• Sonuç bulunamadı

Okul Öncesi Eğitimde Fen ve Doğa Eğitimi İçin Ortam Hazırlama ve

Bilim, araştırma yapma ve bulguları paylaşma, kaydetme yöntemi olarak tanımlanmaktadır. Gerçekleri izleyerek ezberlemek yerine, dünyayı algılamaya yönelik düşünce ve çalışma sistemini içerir (Lind, 1998: 3). Bu yüzden çocuğa bilim ile iç içe olacağı, keşfedeceği, yaşayarak öğreneceği bir ortam sunulmalıdır.

Yirmibirinci yüzyılda fen bilimleri ve matematik alanındaki hızlı gelişmeler göz önünde bulundurulduğunda, aileler ve öğretmenlerin her yaş seviyesindeki çocukların pozitif fen bilimleri ve matematik bilgi ve deneyimlerine sahip olmalarına yardım etmek için yaratıcı yollar ve ortamlar hazırlamak zorunda oldukları görülmektedir (Aktaş- Arnas ve diğerleri, 2003: 147). Çocuğun çevresel koşullardan en çok etkilendiği okul öncesi dönemde ise, doğuştan getirdiği zihinsel potansiyelini kullanabilmesi ve yeteneklerini geliştirebilmesi için uyarıcılarla donatılmış zengin bir çevrenin önemi büyüktür. Okul öncesi yıllardaki eğitim sürecinde “zengin uyarıcı çevre ortamı” ve“ yaparak yaşayarak öğrenme” ortamlarının sunularak çocukların düşünce sistemini geliştirmek ve destekleyici deneyimleri arttırmak amaçlanmaktadır (Çalışandemir ve Bayhan, 2011: 181-182). Moran (2002: 39) çocukların öğrenme ve gelişimlerindeki karmaşıklık anlaşılmaya başladıkça, okul öncesi öğretmenlerinin de çocukların ilgi, ihtiyaç ve becerilerini karşılayacak uygun öğrenme ortamları yaratmak zorunda kaldıklarını belirtmiştir.

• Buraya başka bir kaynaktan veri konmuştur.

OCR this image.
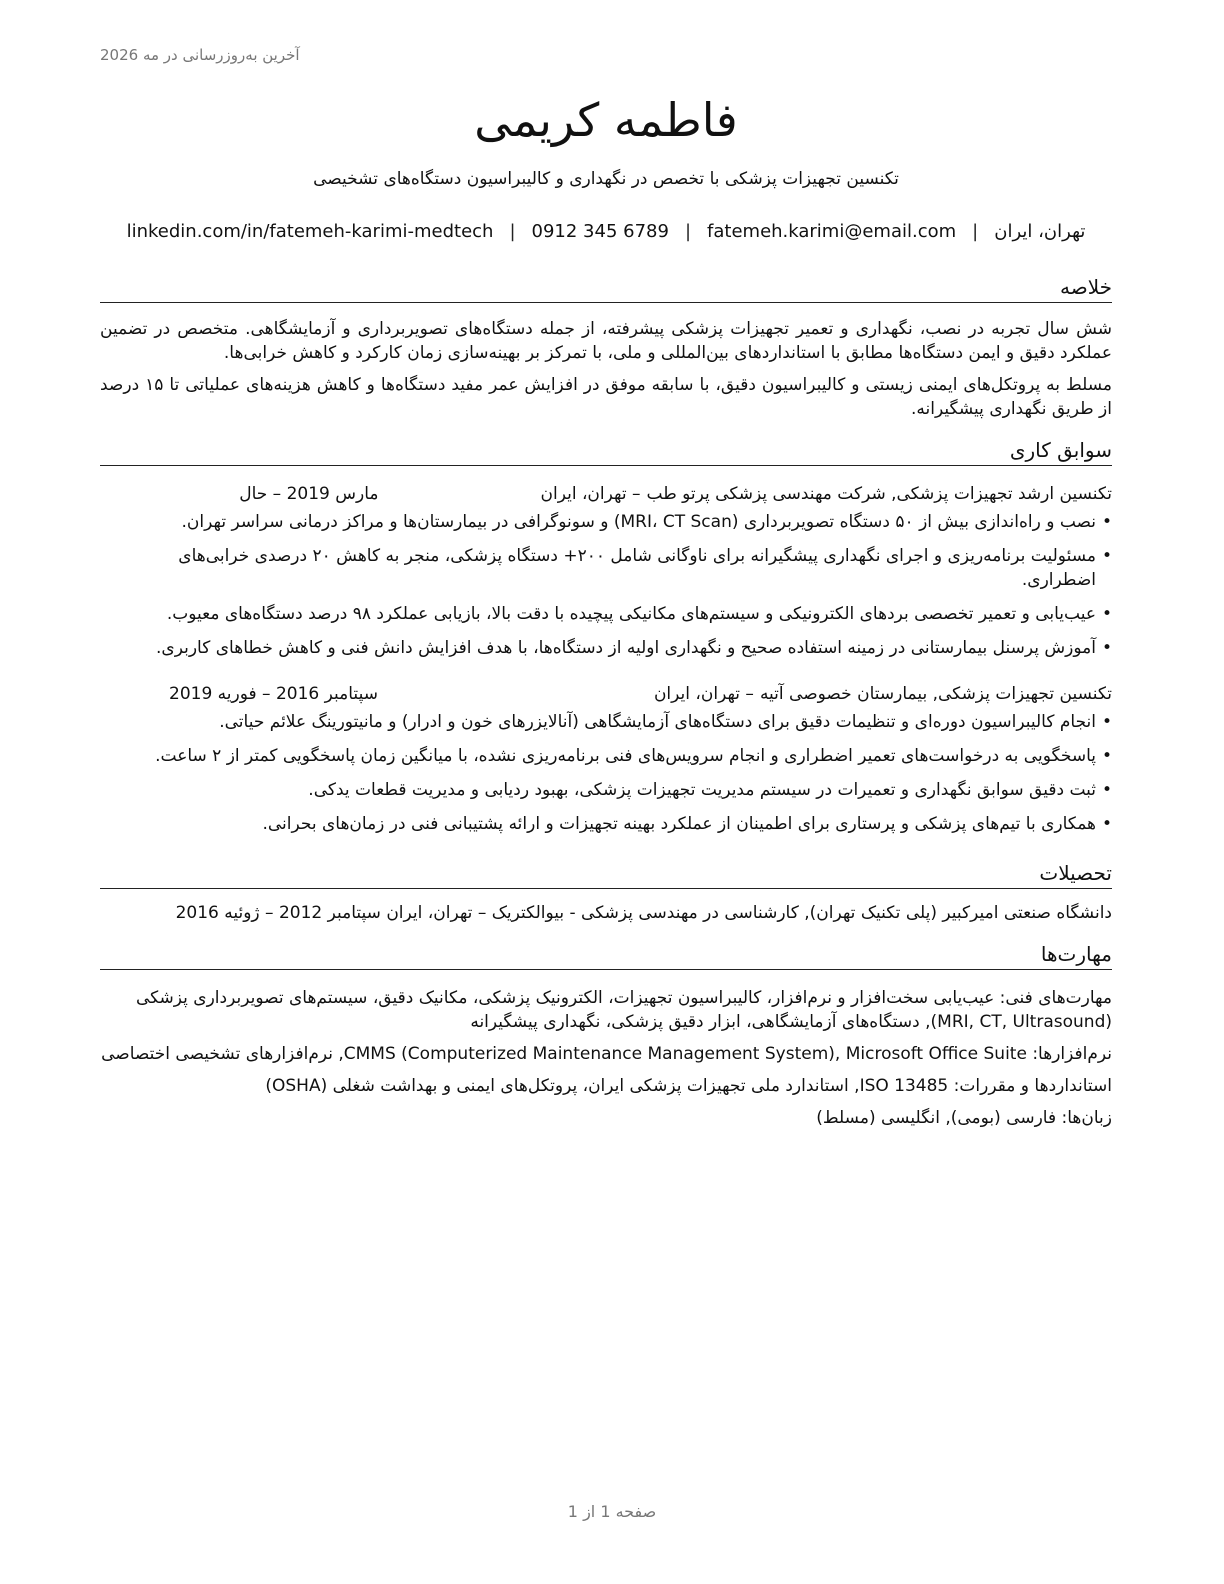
آخرین به‌روزرسانی در مه 2026
فاطمه کریمی
تکنسین تجهیزات پزشکی با تخصص در نگهداری و کالیبراسیون دستگاه‌های تشخیصی
تهران، ایران|fatemeh.karimi@email.com|0912 345 6789|linkedin.com/in/fatemeh-karimi-medtech
خلاصه

شش سال تجربه در نصب، نگهداری و تعمیر تجهیزات پزشکی پیشرفته، از جمله دستگاه‌های تصویربرداری و آزمایشگاهی. متخصص در تضمین عملکرد دقیق و ایمن دستگاه‌ها مطابق با استانداردهای بین‌المللی و ملی، با تمرکز بر بهینه‌سازی زمان کارکرد و کاهش خرابی‌ها.

مسلط به پروتکل‌های ایمنی زیستی و کالیبراسیون دقیق، با سابقه موفق در افزایش عمر مفید دستگاه‌ها و کاهش هزینه‌های عملیاتی تا ۱۵ درصد از طریق نگهداری پیشگیرانه.

سوابق کاری
تکنسین ارشد تجهیزات پزشکی, شرکت مهندسی پزشکی پرتو طب
– تهران، ایران
مارس 2019 – حال
•
نصب و راه‌اندازی بیش از ۵۰ دستگاه تصویربرداری (MRI، CT Scan) و سونوگرافی در بیمارستان‌ها و مراکز درمانی سراسر تهران.
•
مسئولیت برنامه‌ریزی و اجرای نگهداری پیشگیرانه برای ناوگانی شامل ۲۰۰+ دستگاه پزشکی، منجر به کاهش ۲۰ درصدی خرابی‌های اضطراری.
•
عیب‌یابی و تعمیر تخصصی بردهای الکترونیکی و سیستم‌های مکانیکی پیچیده با دقت بالا، بازیابی عملکرد ۹۸ درصد دستگاه‌های معیوب.
•
آموزش پرسنل بیمارستانی در زمینه استفاده صحیح و نگهداری اولیه از دستگاه‌ها، با هدف افزایش دانش فنی و کاهش خطاهای کاربری.
تکنسین تجهیزات پزشکی, بیمارستان خصوصی آتیه
– تهران، ایران
سپتامبر 2016 – فوریه 2019
•
انجام کالیبراسیون دوره‌ای و تنظیمات دقیق برای دستگاه‌های آزمایشگاهی (آنالایزرهای خون و ادرار) و مانیتورینگ علائم حیاتی.
•
پاسخگویی به درخواست‌های تعمیر اضطراری و انجام سرویس‌های فنی برنامه‌ریزی نشده، با میانگین زمان پاسخگویی کمتر از ۲ ساعت.
•
ثبت دقیق سوابق نگهداری و تعمیرات در سیستم مدیریت تجهیزات پزشکی، بهبود ردیابی و مدیریت قطعات یدکی.
•
همکاری با تیم‌های پزشکی و پرستاری برای اطمینان از عملکرد بهینه تجهیزات و ارائه پشتیبانی فنی در زمان‌های بحرانی.
تحصیلات
دانشگاه صنعتی امیرکبیر (پلی تکنیک تهران), کارشناسی در مهندسی پزشکی - بیوالکتریک – تهران، ایران سپتامبر 2012 – ژوئیه 2016
مهارت‌ها

مهارت‌های فنی: عیب‌یابی سخت‌افزار و نرم‌افزار، کالیبراسیون تجهیزات، الکترونیک پزشکی، مکانیک دقیق، سیستم‌های تصویربرداری پزشکی (MRI, CT, Ultrasound), دستگاه‌های آزمایشگاهی، ابزار دقیق پزشکی، نگهداری پیشگیرانه

نرم‌افزارها: CMMS (Computerized Maintenance Management System), Microsoft Office Suite, نرم‌افزارهای تشخیصی اختصاصی

استانداردها و مقررات: ISO 13485, استاندارد ملی تجهیزات پزشکی ایران، پروتکل‌های ایمنی و بهداشت شغلی (OSHA)

زبان‌ها: فارسی (بومی), انگلیسی (مسلط)

صفحه 1 از 1
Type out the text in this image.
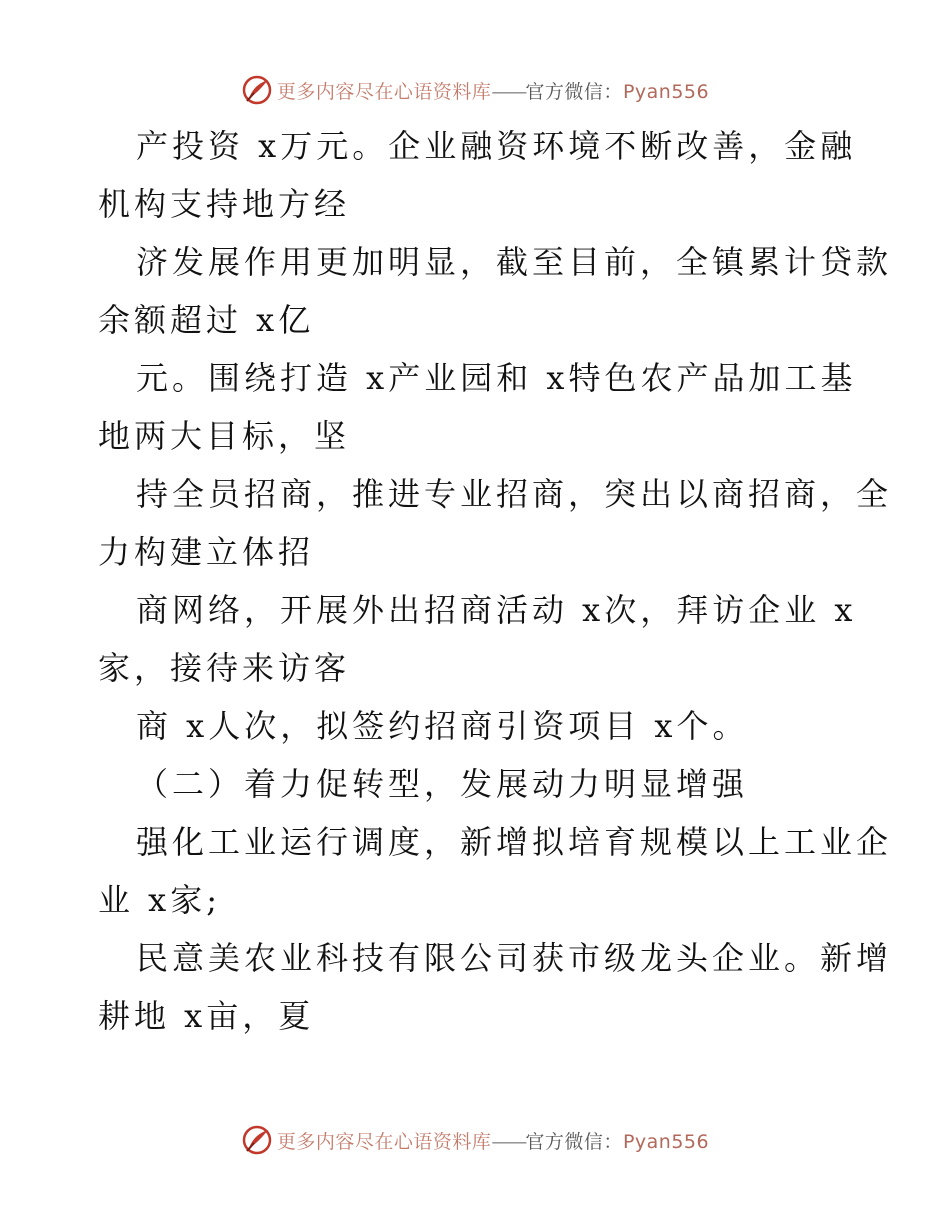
更多内容尽在心语资料库——官方微信：Pyan556
产投资 x万元。企业融资环境不断改善，金融
机构支持地方经
济发展作用更加明显，截至目前，全镇累计贷款
余额超过 x亿
元。围绕打造 x产业园和 x特色农产品加工基
地两大目标，坚
持全员招商，推进专业招商，突出以商招商，全
力构建立体招
商网络，开展外出招商活动 x次，拜访企业 x
家，接待来访客
商 x人次，拟签约招商引资项目 x个。
（二）着力促转型，发展动力明显增强
强化工业运行调度，新增拟培育规模以上工业企
业 x家;
民意美农业科技有限公司获市级龙头企业。新增
耕地 x亩，夏
更多内容尽在心语资料库——官方微信：Pyan556
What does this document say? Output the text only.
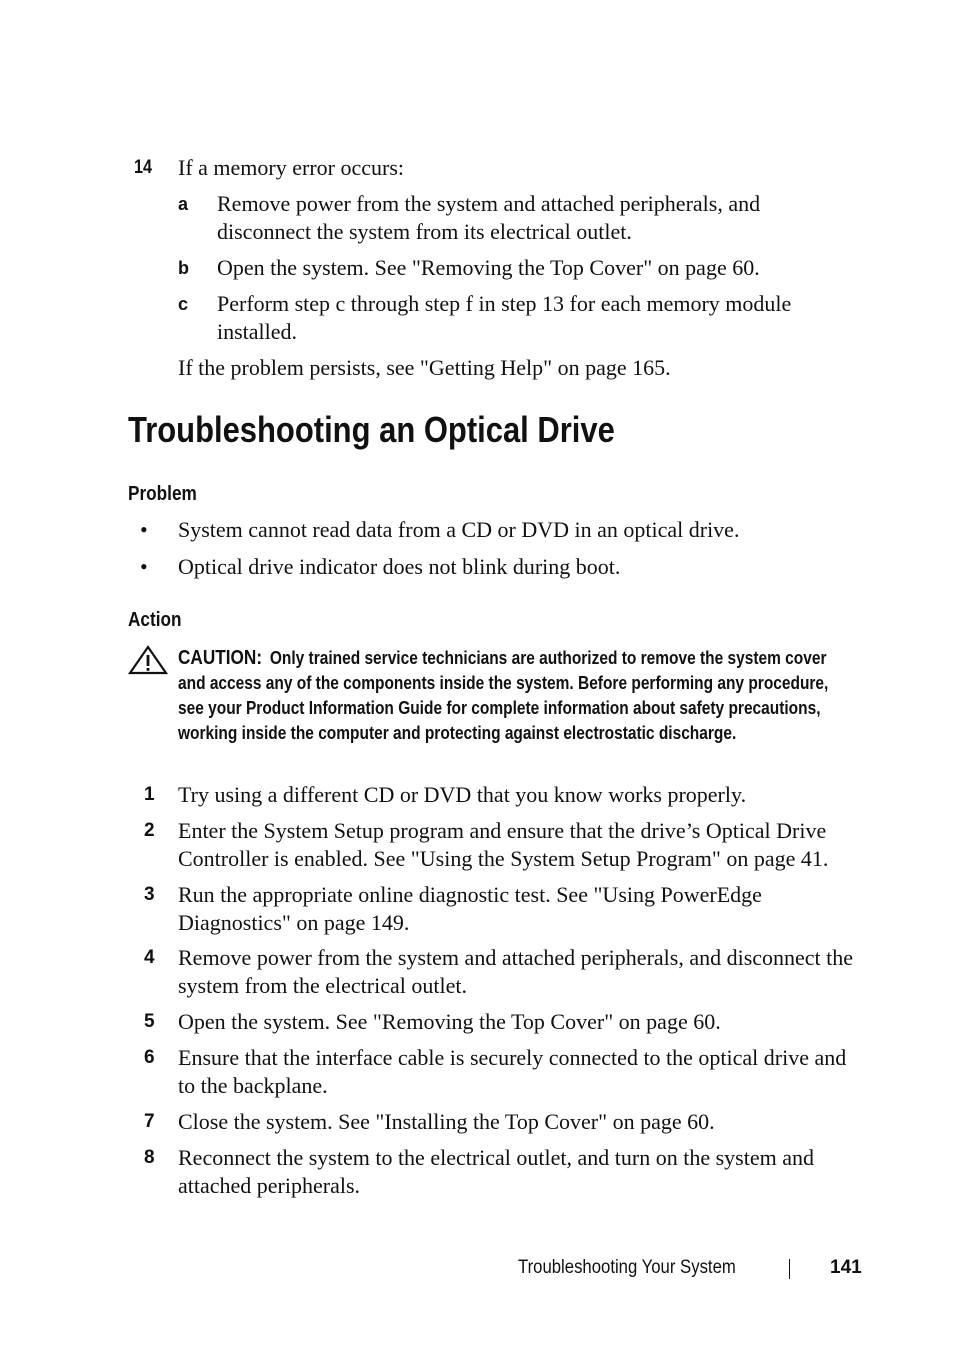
14 If a memory error occurs:
a Remove power from the system and attached peripherals, and disconnect the system from its electrical outlet.
b Open the system. See "Removing the Top Cover" on page 60.
c Perform step c through step f in step 13 for each memory module installed.
If the problem persists, see "Getting Help" on page 165.
Troubleshooting an Optical Drive
Problem
• System cannot read data from a CD or DVD in an optical drive.
• Optical drive indicator does not blink during boot.
Action
CAUTION: Only trained service technicians are authorized to remove the system cover and access any of the components inside the system. Before performing any procedure, see your Product Information Guide for complete information about safety precautions, working inside the computer and protecting against electrostatic discharge.
1 Try using a different CD or DVD that you know works properly.
2 Enter the System Setup program and ensure that the drive’s Optical Drive Controller is enabled. See "Using the System Setup Program" on page 41.
3 Run the appropriate online diagnostic test. See "Using PowerEdge Diagnostics" on page 149.
4 Remove power from the system and attached peripherals, and disconnect the system from the electrical outlet.
5 Open the system. See "Removing the Top Cover" on page 60.
6 Ensure that the interface cable is securely connected to the optical drive and to the backplane.
7 Close the system. See "Installing the Top Cover" on page 60.
8 Reconnect the system to the electrical outlet, and turn on the system and attached peripherals.
Troubleshooting Your System	141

Özellikle okul öncesi dönemde, çocukların gözlem yapma ve çevreye karşı daha duyarlı olmaları, el becerilerini geliştirmeleri, yaptıkları etkinlikleri arkadaşlarıyla paylaşmaları, inceleme ve araştırmaya teşvik etmesi yönünden fen-doğa ve matematik köşesi oldukça önemlidir. Fen-doğa ve matematik köşesindeki araçları kullanarak çocuklar basit buluşlardan genellemelere gidebilmekte ve çocukların bu köşede kendi kendilerine vakit geçirmeleri de yaratıcılıklarının gelişmesini sağlamaktadır (Ulusoy, 2008: 31). Genel olarak fen-doğa ve matematik köşesinin etkili kullanımı ile çocuklar yaşadıkları çevreyi daha iyi tanır; hayvan ve bitkileri yakından gözlemleme fırsatı bulur ve hayvan besleme ve bitki yetiştirmenin zevkini tadar; doğa olaylarının nasıl gerçekleştiğini deneyler yoluyla yaparak-yaşayarak öğrenir ve yapılan deneyler ile öğrenme isteği artar (Acun ve Erten,1993: 94).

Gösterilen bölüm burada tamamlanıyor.